Prime crepe tra i sindaci della Val Susa

«Basta con le prepotenze: le nostre valli sono militarizzate dai no Tav, non dalla polizia»

Nostro inviato a Torino
Antonio Ferrentino, presidente della Comunità montana della Bassa Val Susa e capo della rivolta, dice che «l'accordo non è vicino». Nilo Durbiano, sindaco di Venaus, giudica il vertice «interlocutorio». Mauro Carena, numero uno della Comunità montana Alta Val Susa, tiene la bocca cucita. Al di là dei cinque punti indicati ieri a Palazzo Chigi, un risultato il vertice romano l'ha già raggiunto: nel fronte finora compatto degli amministratori locali si profila qualche crepa. Ferrentino assicura: «Noi otto presenti a Roma eravamo tutti d'accordo». Ma Carena parla di «posizioni variegate». E Durbiano aggiunge: «È necessario chiarirsi le idee, ogni scelta va ben ponderata».
A differenza di Regione, Provincia e Comune di Torino, i sindaci non hanno firmato il protocollo del governo e non si sa se e quando lo faranno. «Non avevamo il mandato a sottoscrivere un impegno», dicono in coro. Vogliono seguire il metodo applicato finora, cioè discussione con la base e atteggiamento unitario degli amministratori. Il confronto avverrà oggi stesso. Questa mattina a Sant'Antonino, il comune guidato da Ferrentino, si riuniscono tutti i 45 sindaci della Val Susa: la delegazione che ieri è stata a Roma riferirà i termini della discussione e insieme si cercherà di giungere a una posizione comune. Non sarà un passo facile. Nel pomeriggio, al centro polifunzionale di Bussoleno, è convocato il Comitato istituzionale, cioè un'assemblea pubblica. E lì si vedrà che cosa ne pensano i valligiani.

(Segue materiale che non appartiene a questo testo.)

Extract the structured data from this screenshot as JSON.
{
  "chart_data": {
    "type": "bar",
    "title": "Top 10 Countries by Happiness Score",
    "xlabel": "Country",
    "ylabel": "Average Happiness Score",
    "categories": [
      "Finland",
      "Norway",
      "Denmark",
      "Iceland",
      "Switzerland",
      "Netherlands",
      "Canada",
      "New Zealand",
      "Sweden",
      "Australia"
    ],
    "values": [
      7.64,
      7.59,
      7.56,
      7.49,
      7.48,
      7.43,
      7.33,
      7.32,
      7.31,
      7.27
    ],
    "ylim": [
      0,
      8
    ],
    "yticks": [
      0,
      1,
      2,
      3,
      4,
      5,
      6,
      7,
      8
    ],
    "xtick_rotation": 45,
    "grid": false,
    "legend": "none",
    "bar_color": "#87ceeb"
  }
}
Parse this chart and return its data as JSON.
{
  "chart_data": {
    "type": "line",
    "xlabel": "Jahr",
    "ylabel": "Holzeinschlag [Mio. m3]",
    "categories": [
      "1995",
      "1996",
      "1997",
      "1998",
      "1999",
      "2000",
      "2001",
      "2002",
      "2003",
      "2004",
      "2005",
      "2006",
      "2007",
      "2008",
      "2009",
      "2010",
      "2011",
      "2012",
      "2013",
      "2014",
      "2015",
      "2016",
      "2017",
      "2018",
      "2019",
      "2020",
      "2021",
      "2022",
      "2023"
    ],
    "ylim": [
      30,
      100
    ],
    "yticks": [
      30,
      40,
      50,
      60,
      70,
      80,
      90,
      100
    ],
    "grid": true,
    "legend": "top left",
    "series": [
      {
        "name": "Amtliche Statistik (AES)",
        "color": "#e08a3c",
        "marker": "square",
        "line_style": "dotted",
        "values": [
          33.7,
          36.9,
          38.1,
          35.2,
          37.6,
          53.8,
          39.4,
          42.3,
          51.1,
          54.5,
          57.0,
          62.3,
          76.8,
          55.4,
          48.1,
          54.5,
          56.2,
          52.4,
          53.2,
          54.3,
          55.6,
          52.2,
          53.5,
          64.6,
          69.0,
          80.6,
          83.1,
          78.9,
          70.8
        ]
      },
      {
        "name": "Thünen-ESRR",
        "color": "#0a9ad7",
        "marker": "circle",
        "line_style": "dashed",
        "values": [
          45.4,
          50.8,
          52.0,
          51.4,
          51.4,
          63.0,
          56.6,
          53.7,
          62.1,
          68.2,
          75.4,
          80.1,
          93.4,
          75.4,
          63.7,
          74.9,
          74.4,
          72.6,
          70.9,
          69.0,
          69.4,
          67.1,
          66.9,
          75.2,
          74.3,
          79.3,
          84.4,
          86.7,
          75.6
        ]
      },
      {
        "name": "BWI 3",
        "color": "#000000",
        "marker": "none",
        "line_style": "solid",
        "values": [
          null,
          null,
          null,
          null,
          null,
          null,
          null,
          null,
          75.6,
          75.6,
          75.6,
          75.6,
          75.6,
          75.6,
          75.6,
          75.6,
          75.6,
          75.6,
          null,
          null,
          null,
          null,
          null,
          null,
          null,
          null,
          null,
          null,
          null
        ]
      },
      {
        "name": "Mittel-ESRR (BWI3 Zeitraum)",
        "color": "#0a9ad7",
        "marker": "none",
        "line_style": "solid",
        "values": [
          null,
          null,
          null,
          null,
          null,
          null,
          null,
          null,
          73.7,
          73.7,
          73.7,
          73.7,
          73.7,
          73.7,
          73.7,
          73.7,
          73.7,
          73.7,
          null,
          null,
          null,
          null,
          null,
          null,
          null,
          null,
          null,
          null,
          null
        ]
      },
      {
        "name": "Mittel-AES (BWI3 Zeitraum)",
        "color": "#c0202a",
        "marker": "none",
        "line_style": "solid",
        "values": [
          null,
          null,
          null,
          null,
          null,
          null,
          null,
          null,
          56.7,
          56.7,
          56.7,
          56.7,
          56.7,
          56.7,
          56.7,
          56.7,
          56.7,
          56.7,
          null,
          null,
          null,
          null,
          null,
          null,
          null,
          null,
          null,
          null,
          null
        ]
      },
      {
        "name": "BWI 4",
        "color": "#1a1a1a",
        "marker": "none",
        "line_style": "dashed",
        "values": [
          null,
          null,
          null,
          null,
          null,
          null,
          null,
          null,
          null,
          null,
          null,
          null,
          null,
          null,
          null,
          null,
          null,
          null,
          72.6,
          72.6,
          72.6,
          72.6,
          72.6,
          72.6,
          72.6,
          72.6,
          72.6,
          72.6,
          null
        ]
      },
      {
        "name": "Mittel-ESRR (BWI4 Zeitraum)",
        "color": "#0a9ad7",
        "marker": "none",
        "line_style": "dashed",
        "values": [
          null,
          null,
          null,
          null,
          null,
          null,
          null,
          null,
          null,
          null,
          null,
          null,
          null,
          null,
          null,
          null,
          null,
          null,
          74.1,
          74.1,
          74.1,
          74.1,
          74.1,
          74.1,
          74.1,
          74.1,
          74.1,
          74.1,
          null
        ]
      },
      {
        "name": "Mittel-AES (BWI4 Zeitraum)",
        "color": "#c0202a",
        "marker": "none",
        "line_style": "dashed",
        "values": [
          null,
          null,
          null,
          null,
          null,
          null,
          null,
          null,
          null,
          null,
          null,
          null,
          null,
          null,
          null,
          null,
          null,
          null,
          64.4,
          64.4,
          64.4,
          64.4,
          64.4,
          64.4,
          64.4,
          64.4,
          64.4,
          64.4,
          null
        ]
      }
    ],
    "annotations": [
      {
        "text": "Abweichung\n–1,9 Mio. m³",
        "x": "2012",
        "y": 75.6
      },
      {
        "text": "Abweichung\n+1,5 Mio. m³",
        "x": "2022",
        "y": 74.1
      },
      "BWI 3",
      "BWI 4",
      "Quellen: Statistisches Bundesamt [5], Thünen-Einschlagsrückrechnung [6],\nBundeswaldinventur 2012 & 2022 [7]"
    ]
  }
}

Se resisteranno sulle barricate di un «no Tav» senza se e senza ma, oppure se si apriranno spazi reali di trattativa. «Una giornata di fuoco», profetizza Durbiano.
Ferrentino è drastico: «Il documento di Palazzo Chigi è inaccettabile. Non concede nessuna dignità alla valutazione di una proposta alternativa e non è chiaro il significato della sospensione temporanea dei lavori. Comunque quando ci si incontra è sempre positivo, il governo ha schierato tanti ministri e questo è un importante segnale di attenzione. Ora vediamo che cosa dice la gente. Prima di Natale sarà riconvocato il Tavolo governativo e lì vedremo se sarà possibile trovare una ulteriore mediazione».
Difficile però che da Palazzo Chigi possano giungere altre concessioni. Mercedes Bresso, governatore diessino del Piemonte, ne è consapevole: «La proposta è condivisibile in quanto si rinvia l'inizio dei lavori alla valutazione di impatto ambientale e si rilancia l'osservatorio tecnico insieme al tavolo istituzionale. In questo modo si ricomprende anche la valutazione della variante alternativa, che però giudico peggiore. La Ltf potrà prendere possesso dei terreni senza recintarli e i sindaci garantiscono questa disponibilità. I lavori comunque non potranno cominciare prima di maggio. Non ci sarebbe più il problema di presidiare i cantieri e si tornerebbe alla normalità». Pragmatico Sergio Chiamparino, sindaco di Torino: «La trattativa è stata lunga, ma non c'è stata tensione. I sindaci si sono riservati di approvare il documento; in ogni caso la premessa è il ritorno alla normalità e alla legalità». Anche se sono quasi tutti di sinistra, gli amministratori piemontesi restano sempre distanti.